I have that $$5\mid 8^n - 3^n$$

The first thing I tried is vía Induction:

It is true for $n = 1$, then I have to probe that it's true for $n = n+1$

$$5 \mid 8(8^n -3^n)$$ $$5 \mid 8^{n+1} -8\cdot3^n$$ $$5 \mid 3(8^{n+1} -8\cdot3^n)$$ $$5 \mid 3\cdot8^{n+1} -8\cdot3^{n+1}$$

After this, I don't know how to continue. Then I saw an example about a property: $$(a+b)^n = am + b ^ n$$ with $m = a + 2b$ or the number it represents.

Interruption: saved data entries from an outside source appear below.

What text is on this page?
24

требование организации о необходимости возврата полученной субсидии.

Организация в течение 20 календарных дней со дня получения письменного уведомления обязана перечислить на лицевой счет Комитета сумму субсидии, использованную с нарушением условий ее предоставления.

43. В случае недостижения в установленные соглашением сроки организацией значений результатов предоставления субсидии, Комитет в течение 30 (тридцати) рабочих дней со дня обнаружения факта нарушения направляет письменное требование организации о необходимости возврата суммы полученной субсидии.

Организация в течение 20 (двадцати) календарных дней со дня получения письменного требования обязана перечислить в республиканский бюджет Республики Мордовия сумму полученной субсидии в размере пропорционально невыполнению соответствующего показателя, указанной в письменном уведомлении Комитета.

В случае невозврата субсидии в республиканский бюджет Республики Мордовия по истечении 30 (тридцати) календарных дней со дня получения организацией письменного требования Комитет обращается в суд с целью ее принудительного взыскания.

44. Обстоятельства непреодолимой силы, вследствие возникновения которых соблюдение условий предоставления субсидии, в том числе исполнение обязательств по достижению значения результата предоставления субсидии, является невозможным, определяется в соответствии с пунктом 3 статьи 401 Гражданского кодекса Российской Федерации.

$$5 \mid 8^n -3^n$$ $$5 \mid (5+3)^n -3^n)$$ $$5 \mid 5m + 3^n - 3^n)$$ $$5 \mid 5m$$

So, $d \mid a$ only if $a = kd$. From this I get that $5 \mid 5 m$.

My questions:

1) Is the exercise correct?

2) Could it have been resolved via method 1?

Thanks a lot.

Answer 1

Hint: Use the identity $$x^n-y^n=(x-y)(x^{n-1}+x^{n-2}y+\cdots+y^{n-1}).$$

Answer 2

For induction, you have

$$\begin{align}8^{n+1} - 3^{n+1} &= 8\cdot 8^n - 3\cdot3^n\\&= 3(8^n - 3^n) + 5\cdot8^n\end{align}$$

Note that the first term must be divisible by $5$ because $8^n-3^n$ is divisie by $5$.

Answer 3

Note that $8\equiv 3 \pmod5$, so that $8^n \equiv 3^n \pmod5$.

Therefore, $8^n - 3^n \equiv 3^n - 3^n \equiv 0 \pmod5$ so that $5|8^n - 3^n$.

Answer 4

By the binomial theorem, $8^n=(5+3)^n=5a+3^n$.